28 Temmuz 2012 Cumartesi

Şiir Gibi Bişey -2-

Buda şiir defterimden çıktı fakat şiir gibi bişey olmasına rağmen daha çok düz yazı gibi değişik bişey buyrun okuyunuz.

Saçmalık

Gözlerim açık uyuyorum sanki,
Hiç birşey yerinde değil.
Dopdolu ama bomboş,
Bakıyorum ve göremiyorum
Yaptıklarım bozuluyor bir yandan.

Farkındayım hepsinin,
Ama..
Yapamıyorum hiç birşey.
Gözüm kapalıyken görüyorum artık,
Gerçeği, herşeyi..
Elim kolum bağlı gibi,
Boşlukta hareket edemiyorum
Tıkanıp kalıyor herşey.

Çaresizlik bu sanırım,
Boşlukta çırpınmak
Yaptığını sanıp yanılmak
Doğruyu bilip yanlışı yapmak.

Herşey senin elinde diyorlar
Ellerim bomboş niyeyse.
Benim doğrum başkasının yanlışı,
Benim doğrum değil!
Yine birşey yapamadan takılıp kaldım
Saçmalık hepsi.

                                        Efe

25 Temmuz 2012 Çarşamba

Mutlu

Hayat benim, herşeyi kendim için yapıyorum. Ve eğer yaşıyorsam başkalarını mutlu etmek benim amacım oldu, yakınlarımı, ailemi, dostlarımı, sevdiğim herkesi, sevebileceğim herkesi, hatta bazen sevmediklerimi bile.

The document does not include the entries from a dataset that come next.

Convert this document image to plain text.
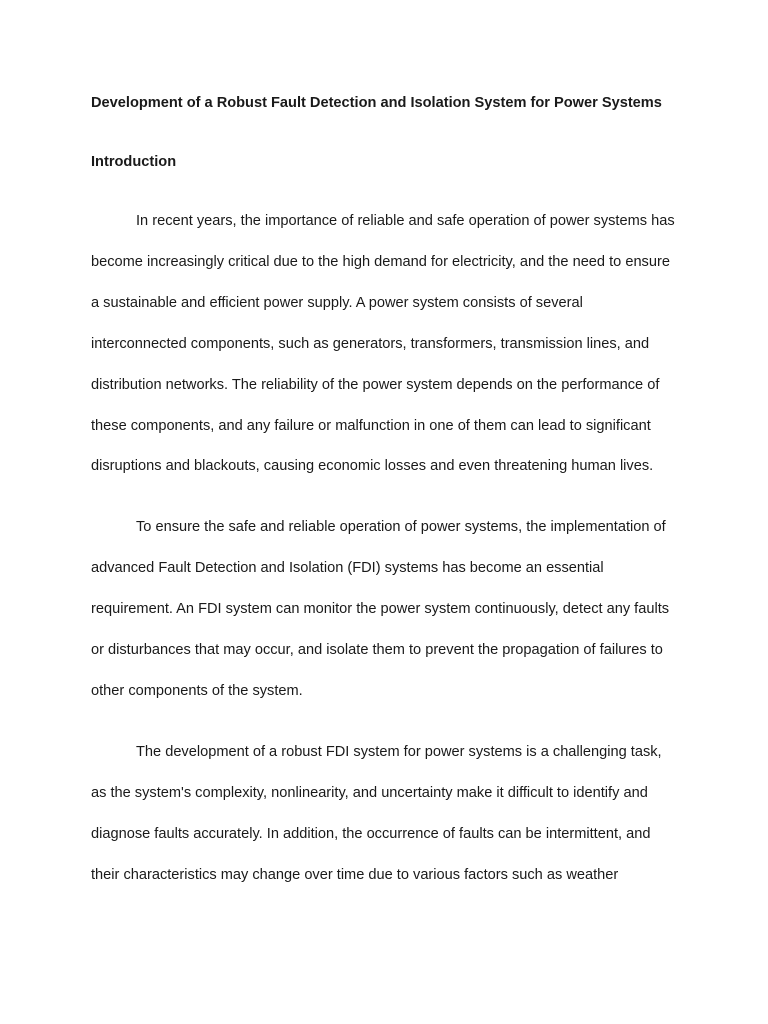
Development of a Robust Fault Detection and Isolation System for Power Systems

Introduction

In recent years, the importance of reliable and safe operation of power systems has become increasingly critical due to the high demand for electricity, and the need to ensure a sustainable and efficient power supply. A power system consists of several interconnected components, such as generators, transformers, transmission lines, and distribution networks. The reliability of the power system depends on the performance of these components, and any failure or malfunction in one of them can lead to significant disruptions and blackouts, causing economic losses and even threatening human lives.

To ensure the safe and reliable operation of power systems, the implementation of advanced Fault Detection and Isolation (FDI) systems has become an essential requirement. An FDI system can monitor the power system continuously, detect any faults or disturbances that may occur, and isolate them to prevent the propagation of failures to other components of the system.

The development of a robust FDI system for power systems is a challenging task, as the system's complexity, nonlinearity, and uncertainty make it difficult to identify and diagnose faults accurately. In addition, the occurrence of faults can be intermittent, and their characteristics may change over time due to various factors such as weather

Bu kendim için yapabileceğim en büyük şeylerden biri fakat bazı sorunlar var.


Hep çevremdekileri mutlu etmek istedim ama neredeyse hiçbir zaman direk yapamadım bunu. Bazen güzel şeyler söyleyip mutlu etmek istedim, bazen güzel bir şey yaparak. Basit olsun istedim hemen olsun mutlu olsun. Ne güzel şeyler söyleyebildim ne güzel şeyler yapabildim. Hatta bazen güzel birşeyler planlamışken, istemişken hatta ve hatta bana yapılan güzel bir şey için teşekkür etmek isterken berbat ettim üzdüm insanları. Birini mutlu etmem hep dolambaçlı yoldan oldu, bazen ben anlamadım onu mutlu ettiğimi bazen o anlamadı onu mutlu edenin ben olduğumu. Olsun böyleside güzel, keşke kendimi anlayabilsem.

5 Temmuz 2012 Perşembe

Years Go By



Nakaratta diyor ki yıllar geçiyor çok geç olduğunda asla anlayamayacağız.



"Years go by
Never know when it's too late
Years go by
Yourself you seal your fate
Don't look the answer from horizon
It's closer than you think
Years go by, oh how they go by"

Zaman

Hep az zamanım varken çok şey yapmaya çalıştım çok zamanım varken hiç birşey yapmadım. Çoğu pişmanlığım bu yüzdendir, az zamanım varken çok şey yapmaya çalıştım ve çoğunu beceremedim berbat ettim yada yarım yamalak oldu, çok zamanım varken ise karşı konulamaz bir tembelliğe yenik düştüm yada karşı koyamadığım. O an yapmam gereken ve farkında olduğum şeyleri yapmadığım oldu, birine sevdiğimi söylemedim bir daha söyleyemedim, birine sarılmadım bir daha sarılamadım, biriyle konuşmadım bir daha konuşamadım, biryerde bulunmadım bir daha bulunamadım, otobüse atlayıp gitmem gerektiğinde gitmedim bir daha gidemedim ve zamanı kaçırdım yapamadım.


Bütün bunlar yüzden hep zamanı suçladım, zamanın huyunu bildiğim halde ona göre davranamadığım için kendimi suçlamak yerine onu suçlamak daha kolay geldi. Zaman ikinci bir şans vermiyor herşey kendi kontrolünde istediğine uymak zorundayım, uymak istemiyorum ama uymazsam beni öldürüyor. Bu bir tehdit değil ne yaparsam yapayım bunu yapacak.  Çok veya az olması önemli değil benim zamanım bile benim değil ben onunum. Ama inanıyorum zamanı yenmek mümkün, nasıl bilmiyorum.